Bank statements will be used to check your budget. In some cases, proof of expenses can be requested. Obviously, if your budget has a surplus, this is a sign that you may be requested to pay contributions. If your budget includes high costs for discretionary items like entertainment you can expect these costs to be cut back. Other types of costs are more difficult, for example, high payments for overseas debts. The Official Assignee probably won’t be happy with this but if the debts were incurred some time ago, and stopping payment will cause financial hardship in another country, or leave your budget worse off, our experience is that the Official Assignee will probably consider this sympathetically. Sometimes we find that people overlook essential expenses which need to be included to provide an accurate picture. In one case we had a client who spent a large fraction of his weekly income on London public transport, but nothing has been included in the budget.

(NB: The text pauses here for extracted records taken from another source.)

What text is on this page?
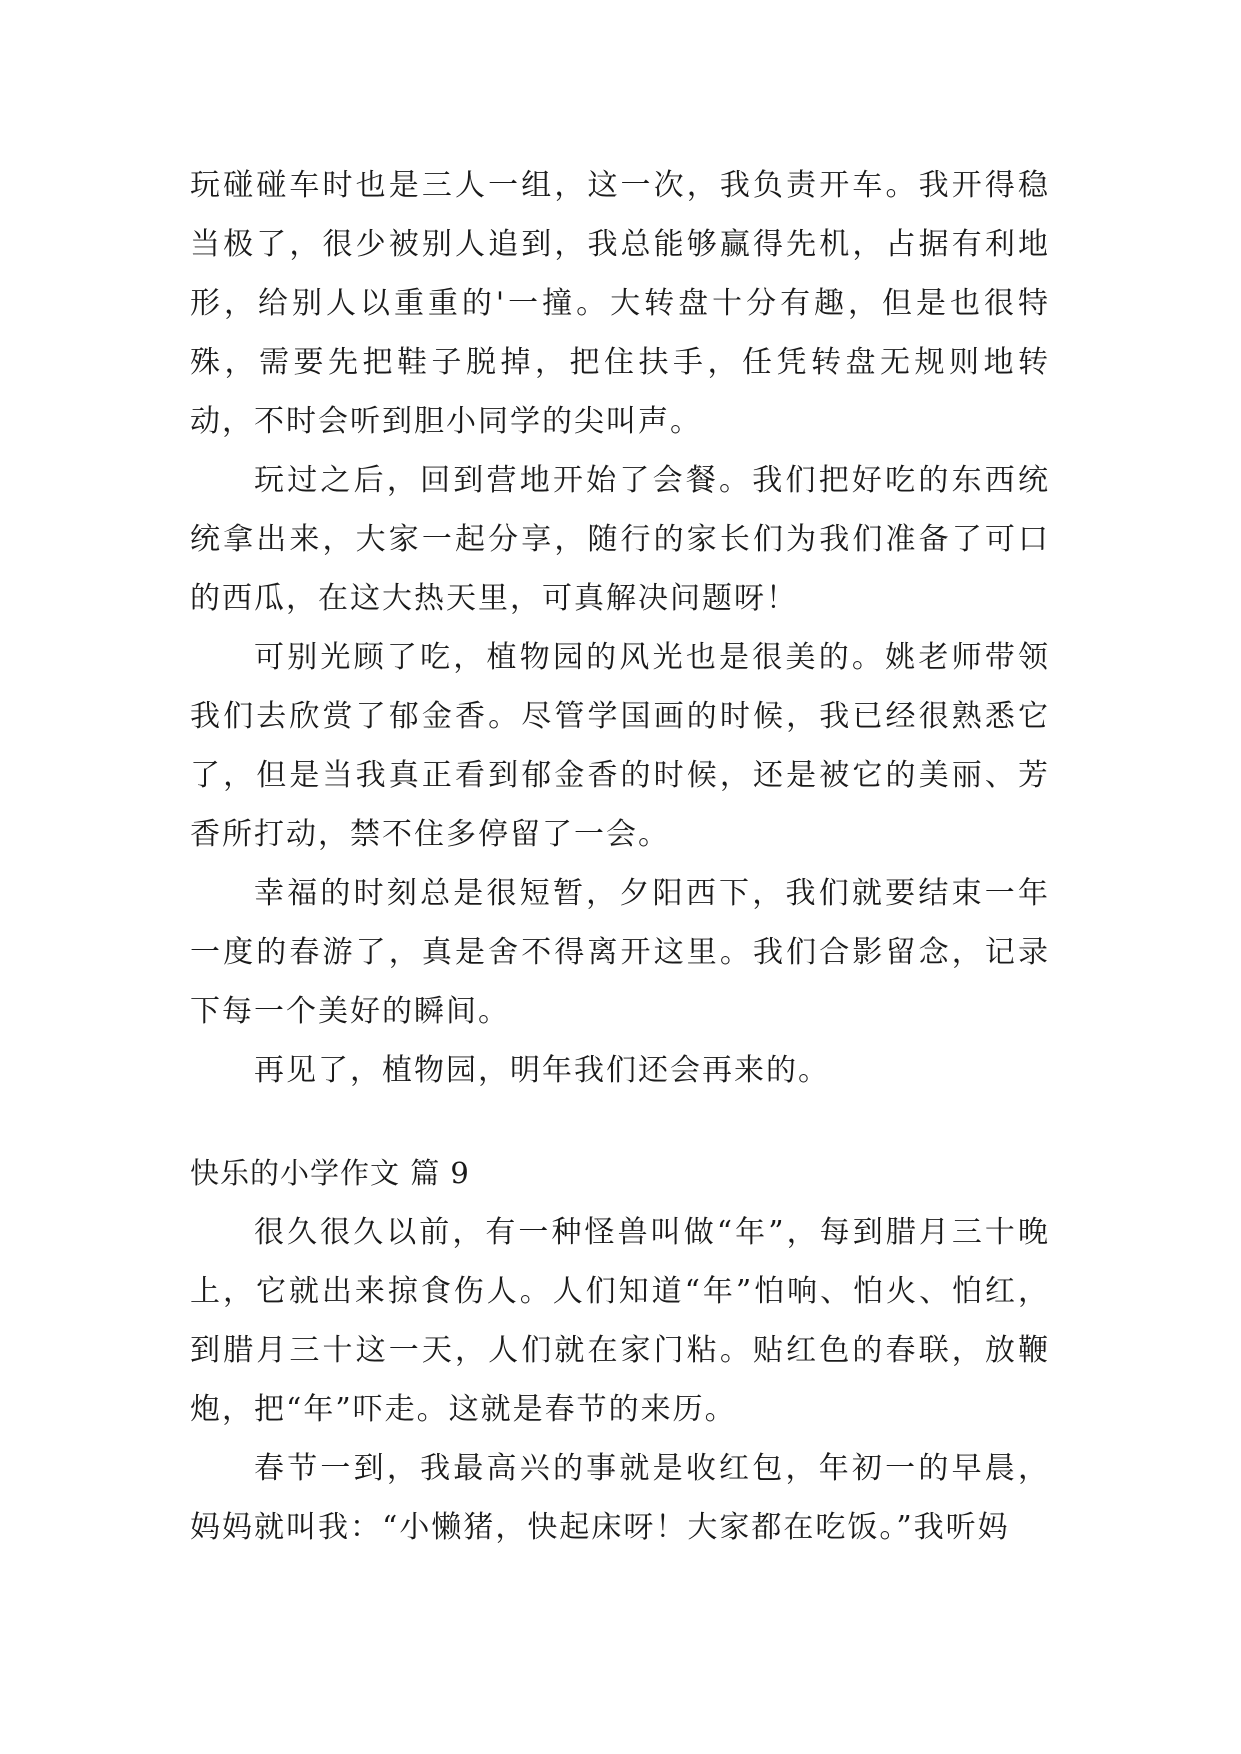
玩碰碰车时也是三人一组，这一次，我负责开车。我开得稳当极了，很少被别人追到，我总能够赢得先机，占据有利地形，给别人以重重的'一撞。大转盘十分有趣，但是也很特殊，需要先把鞋子脱掉，把住扶手，任凭转盘无规则地转动，不时会听到胆小同学的尖叫声。

玩过之后，回到营地开始了会餐。我们把好吃的东西统统拿出来，大家一起分享，随行的家长们为我们准备了可口的西瓜，在这大热天里，可真解决问题呀！

可别光顾了吃，植物园的风光也是很美的。姚老师带领我们去欣赏了郁金香。尽管学国画的时候，我已经很熟悉它了，但是当我真正看到郁金香的时候，还是被它的美丽、芳香所打动，禁不住多停留了一会。

幸福的时刻总是很短暂，夕阳西下，我们就要结束一年一度的春游了，真是舍不得离开这里。我们合影留念，记录下每一个美好的瞬间。

再见了，植物园，明年我们还会再来的。

快乐的小学作文 篇 9

很久很久以前，有一种怪兽叫做“年”，每到腊月三十晚上，它就出来掠食伤人。人们知道“年”怕响、怕火、怕红，到腊月三十这一天，人们就在家门粘。贴红色的春联，放鞭炮，把“年”吓走。这就是春节的来历。

春节一到，我最高兴的事就是收红包，年初一的早晨，妈妈就叫我：“小懒猪，快起床呀！大家都在吃饭。”我听妈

If you are asked to pay a regular contribution, the common reaction is to panic and say that this is unaffordable, but there are often things that can be done. We have had many client cases where contributions have been requested, but once further justification has been provided, or negotiations undertaken, our client and the Official Assignee have been able to agree on a smaller amount that both parties can live with. Usually we can negotiate this on your behalf, however, in a few cases we have found it helpful for our client to make direct contact with their insolvency officer and talk through their budget and present situation. If an agreement is still not possible, it may be possible to defer a decision about contributions for a period (say, 3 – 6 months) with no requirement to backpay once negotiations resume - when you are hopefully back on your feet a bit better financially.

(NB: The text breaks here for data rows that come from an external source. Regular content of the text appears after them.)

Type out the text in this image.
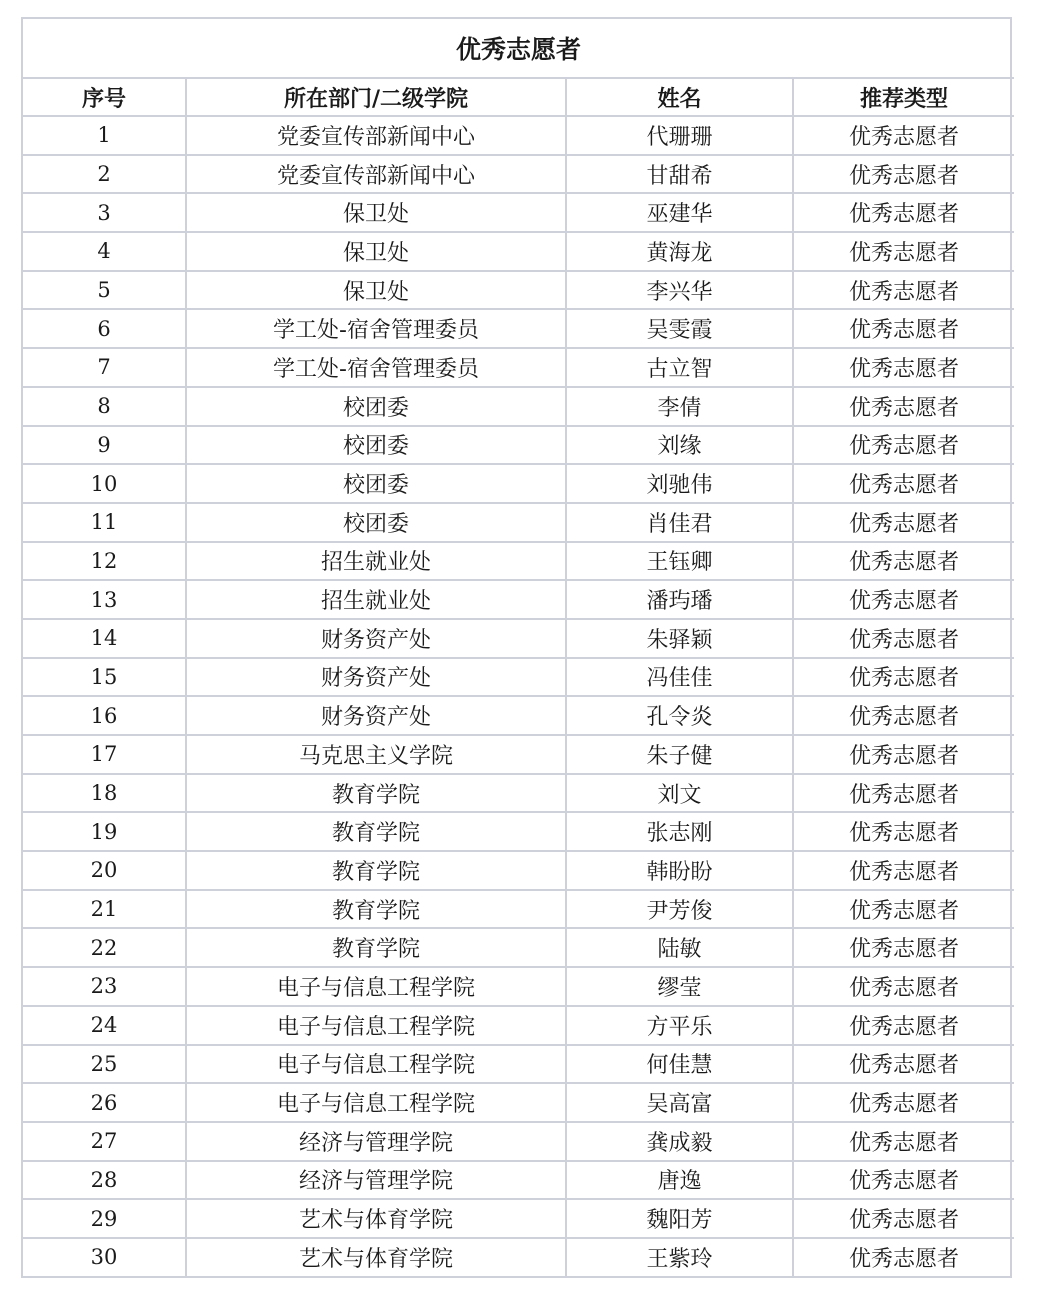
优秀志愿者			
序号	所在部门/二级学院	姓名	推荐类型
1	党委宣传部新闻中心	代珊珊	优秀志愿者
2	党委宣传部新闻中心	甘甜希	优秀志愿者
3	保卫处	巫建华	优秀志愿者
4	保卫处	黄海龙	优秀志愿者
5	保卫处	李兴华	优秀志愿者
6	学工处-宿舍管理委员	吴雯霞	优秀志愿者
7	学工处-宿舍管理委员	古立智	优秀志愿者
8	校团委	李倩	优秀志愿者
9	校团委	刘缘	优秀志愿者
10	校团委	刘驰伟	优秀志愿者
11	校团委	肖佳君	优秀志愿者
12	招生就业处	王钰卿	优秀志愿者
13	招生就业处	潘玙璠	优秀志愿者
14	财务资产处	朱驿颖	优秀志愿者
15	财务资产处	冯佳佳	优秀志愿者
16	财务资产处	孔令炎	优秀志愿者
17	马克思主义学院	朱子健	优秀志愿者
18	教育学院	刘文	优秀志愿者
19	教育学院	张志刚	优秀志愿者
20	教育学院	韩盼盼	优秀志愿者
21	教育学院	尹芳俊	优秀志愿者
22	教育学院	陆敏	优秀志愿者
23	电子与信息工程学院	缪莹	优秀志愿者
24	电子与信息工程学院	方平乐	优秀志愿者
25	电子与信息工程学院	何佳慧	优秀志愿者
26	电子与信息工程学院	吴高富	优秀志愿者
27	经济与管理学院	龚成毅	优秀志愿者
28	经济与管理学院	唐逸	优秀志愿者
29	艺术与体育学院	魏阳芳	优秀志愿者
30	艺术与体育学院	王紫玲	优秀志愿者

In the past, if the bankrupt did not pay their contributions usually nothing happened. This has changed and there are recent cases in Australia where the New Zealand Official Assignee has taken Australian Court action to pursue contributions. In the cases that we know of this has only happened when the bankrupt has done nothing – no payment and no response to the Official Assignee’s request. The important thing is to respond on time and to negotiate if required.
If a payment amount is agreed, it should be paid on time. Contributions will usually be paid monthly, but a different payment interval can be discussed if this works better for you. If your income fluctuates some people find it helpful to negotiate a system of quarterly reporting and payment. If you find that you cannot pay an amount this needs to be communicated. In most cases, a reasonable outcome can be worked through with the Official Assignee.